Dopo lo straordinario successo della Climate Action Week, che ha visto circa 8 milioni di persone riempire le strade e le piazze di mezzo mondo in uno sciopero globale che ha raggiunto l’apice il 27 settembre, giorno in cui anche in Italia oltre 1 milione di giovani e meno giovani hanno manifestato in difesa del pianeta, gli attivisti di Fridays For Future si sono dati appuntamento al 29 novembre per celebrare il 4° Global strike.
Nei circa due mesi tra uno sciopero e l’altro non sono mancate azioni, assemblee, discussioni e polemiche che hanno alimentato la popolarità del movimento climatico e le differenze programmatiche tra le organizzazioni politiche e sindacali.
Se da un lato, coerentemente con la teoria marxista, le avanguardie del movimento operaio sono intervenute nel movimento contrastando l’egemonia di posizioni borghesi e riformiste, dall’altro, le organizzazioni settarie o opportuniste hanno badato a svilire il ruolo dei giovani manifestanti sino a mostrarli completamente in balia degli «interessi dei grandi monopoli».

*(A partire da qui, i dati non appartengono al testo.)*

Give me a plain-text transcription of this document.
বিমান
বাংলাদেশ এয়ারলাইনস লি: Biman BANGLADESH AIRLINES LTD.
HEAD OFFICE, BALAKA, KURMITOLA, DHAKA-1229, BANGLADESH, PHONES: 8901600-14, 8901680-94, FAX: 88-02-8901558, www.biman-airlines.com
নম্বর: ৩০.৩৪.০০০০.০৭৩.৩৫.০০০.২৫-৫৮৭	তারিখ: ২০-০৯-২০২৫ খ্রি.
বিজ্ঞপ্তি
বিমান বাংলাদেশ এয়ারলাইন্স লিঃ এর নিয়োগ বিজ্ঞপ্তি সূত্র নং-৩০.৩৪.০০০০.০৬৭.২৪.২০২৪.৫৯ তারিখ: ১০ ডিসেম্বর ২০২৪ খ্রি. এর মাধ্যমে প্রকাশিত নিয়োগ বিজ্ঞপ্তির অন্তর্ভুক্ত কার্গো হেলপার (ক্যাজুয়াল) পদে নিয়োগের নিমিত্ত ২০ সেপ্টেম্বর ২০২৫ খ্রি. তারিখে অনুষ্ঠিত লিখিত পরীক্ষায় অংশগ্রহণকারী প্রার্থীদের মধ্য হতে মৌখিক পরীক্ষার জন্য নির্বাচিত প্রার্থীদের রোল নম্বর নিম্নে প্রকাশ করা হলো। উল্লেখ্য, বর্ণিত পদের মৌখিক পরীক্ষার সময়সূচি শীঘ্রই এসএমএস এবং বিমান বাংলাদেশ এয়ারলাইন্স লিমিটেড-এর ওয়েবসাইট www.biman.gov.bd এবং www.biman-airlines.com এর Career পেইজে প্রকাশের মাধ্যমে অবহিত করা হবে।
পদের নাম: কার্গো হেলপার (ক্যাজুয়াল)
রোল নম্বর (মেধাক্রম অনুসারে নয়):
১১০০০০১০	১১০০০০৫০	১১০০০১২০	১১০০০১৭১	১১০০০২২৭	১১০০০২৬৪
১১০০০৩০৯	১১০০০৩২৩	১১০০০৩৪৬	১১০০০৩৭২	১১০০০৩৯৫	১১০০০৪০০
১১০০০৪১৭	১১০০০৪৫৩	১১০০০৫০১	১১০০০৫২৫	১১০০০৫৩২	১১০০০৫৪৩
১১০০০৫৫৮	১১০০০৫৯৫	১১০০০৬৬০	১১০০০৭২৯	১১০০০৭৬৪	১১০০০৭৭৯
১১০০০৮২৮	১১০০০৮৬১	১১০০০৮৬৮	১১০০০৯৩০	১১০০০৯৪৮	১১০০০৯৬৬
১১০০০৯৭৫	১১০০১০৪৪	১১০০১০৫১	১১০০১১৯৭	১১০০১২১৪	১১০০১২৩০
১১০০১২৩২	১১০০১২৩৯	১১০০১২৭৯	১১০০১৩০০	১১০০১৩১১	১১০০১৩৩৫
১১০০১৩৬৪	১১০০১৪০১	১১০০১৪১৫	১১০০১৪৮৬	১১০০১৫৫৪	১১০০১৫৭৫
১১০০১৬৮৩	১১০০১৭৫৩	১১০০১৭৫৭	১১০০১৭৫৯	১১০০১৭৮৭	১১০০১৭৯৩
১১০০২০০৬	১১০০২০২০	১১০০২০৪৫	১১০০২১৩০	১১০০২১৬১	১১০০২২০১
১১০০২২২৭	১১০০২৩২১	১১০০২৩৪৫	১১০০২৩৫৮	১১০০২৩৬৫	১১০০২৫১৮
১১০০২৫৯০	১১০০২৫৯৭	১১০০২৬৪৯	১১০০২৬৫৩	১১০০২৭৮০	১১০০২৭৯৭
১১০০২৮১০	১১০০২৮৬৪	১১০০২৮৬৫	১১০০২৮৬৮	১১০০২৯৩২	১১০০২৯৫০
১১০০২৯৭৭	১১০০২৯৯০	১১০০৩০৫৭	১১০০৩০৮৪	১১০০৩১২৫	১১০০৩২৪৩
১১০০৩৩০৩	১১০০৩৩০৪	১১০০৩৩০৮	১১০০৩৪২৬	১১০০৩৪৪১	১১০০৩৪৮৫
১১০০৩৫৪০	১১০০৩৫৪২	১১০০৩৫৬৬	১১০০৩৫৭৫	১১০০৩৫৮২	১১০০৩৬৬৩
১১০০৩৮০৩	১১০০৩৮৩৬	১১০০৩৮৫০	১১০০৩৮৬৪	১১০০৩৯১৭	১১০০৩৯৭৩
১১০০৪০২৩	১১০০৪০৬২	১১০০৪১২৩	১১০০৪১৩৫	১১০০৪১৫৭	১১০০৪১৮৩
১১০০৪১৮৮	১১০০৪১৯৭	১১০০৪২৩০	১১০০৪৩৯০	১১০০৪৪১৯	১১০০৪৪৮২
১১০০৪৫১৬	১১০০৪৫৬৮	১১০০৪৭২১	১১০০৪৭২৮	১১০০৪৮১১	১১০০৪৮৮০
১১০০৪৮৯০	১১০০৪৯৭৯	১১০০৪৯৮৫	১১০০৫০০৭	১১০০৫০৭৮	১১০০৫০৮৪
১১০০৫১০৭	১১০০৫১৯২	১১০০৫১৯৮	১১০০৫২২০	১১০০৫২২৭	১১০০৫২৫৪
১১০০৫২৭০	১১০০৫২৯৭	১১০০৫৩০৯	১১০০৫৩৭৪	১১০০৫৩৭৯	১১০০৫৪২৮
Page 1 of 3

L’imponente movimento di massa che ha dato vita alle mobilitazioni mondiali nella lotta contro i cambiamenti climatici è stato sin dal primo momento oggetto di grande interesse da parte di Alternativa comunista le cui analisi approfondite sono risultate subito stridenti con l’atteggiamento snobistico evidenziato da «proverbiali sentenze» come, per esempio, quelle dei seguaci dello stalinista Rizzo, i quali oltre ad essere puntualmente impegnati a contrastare le lotte per i diritti democratici (da quelle delle donne a quelle antirazziste, ecc.), hanno sin da principio inquadrato le lotte per la salvaguardia del pianeta con affermazioni semplicistiche come questa: «in Italia la primissima questione che tutti abbiamo avuto sotto gli occhi è stata il carattere assolutamente mediatico di questa mobilitazione. E quando diciamo mediatico, intendiamo che l’intera mobilitazione è stata totalmente costruita dai mezzi di comunicazione borghesi, con una campagna a reti unificate».
Ma fortunatamente la storia non è già scritta e nell’affrontare la questione non si può prescindere dal reale motivo per cui gli attivisti si stanno mobilitando, ossia che il capitalismo sta distruggendo il pianeta.
E’ ovvio, altresì, che il movimento sia trasversale e vi siano innumerevoli contraddizioni, come è ovvio che la borghesia tenti di sfruttare un problema reale per creare un sostegno di massa alle forze riformiste, come per esempio i partiti verdi, ma è altrettanto evidente che la borghesia non possa manovrare a tavolino queste mobilitazioni i cui progressi sono ampiamente riconoscibili nelle interazioni tra i giovani studenti e le avanguardie del movimento operaio.
Dopo la risposta concreta all’appello degli studenti con la partecipazione allo sciopero del 27 settembre dei lavoratori e delle lavoratrici con le loro organizzazioni sindacali i momenti di contatto tra queste micce esplosive non sono mancati e significativa è stata la partecipazione a fine ottobre degli studenti del Fff ad uno sciopero degli operai della Cnh (gruppo Fca di Pregnana Milanese) come testimoniato sulla pagina Facebook milanese del movimento: «stamattina eravamo con i 300 operai in sciopero che rischiano il posto di lavoro dell'azienda del gruppo FIAT di Pregnana Milanese. Si tratta di una vertenza esemplare di quanto sta accadendo, soprattutto nel settore dell’automotive, il gruppo Cnh (Fiat) sta dicendo che dovendo investire nella riconversione green e nel motore elettrico, le servono più soldi, e ovviamente non può diminuire i guadagni. Quindi vogliono chiudere lo stabilimento di Pregnana per trasferire tutto a Torino e risparmiare sui costi: in questo modo la riconversione ecologica la pagano solo i lavoratori. Questa non è giustizia climatica. Giustizia climatica è far pagare la riconversione ecologica a chi si è arricchito inquinando il nostro pianeta anche sulla pelle degli stessi lavoratori».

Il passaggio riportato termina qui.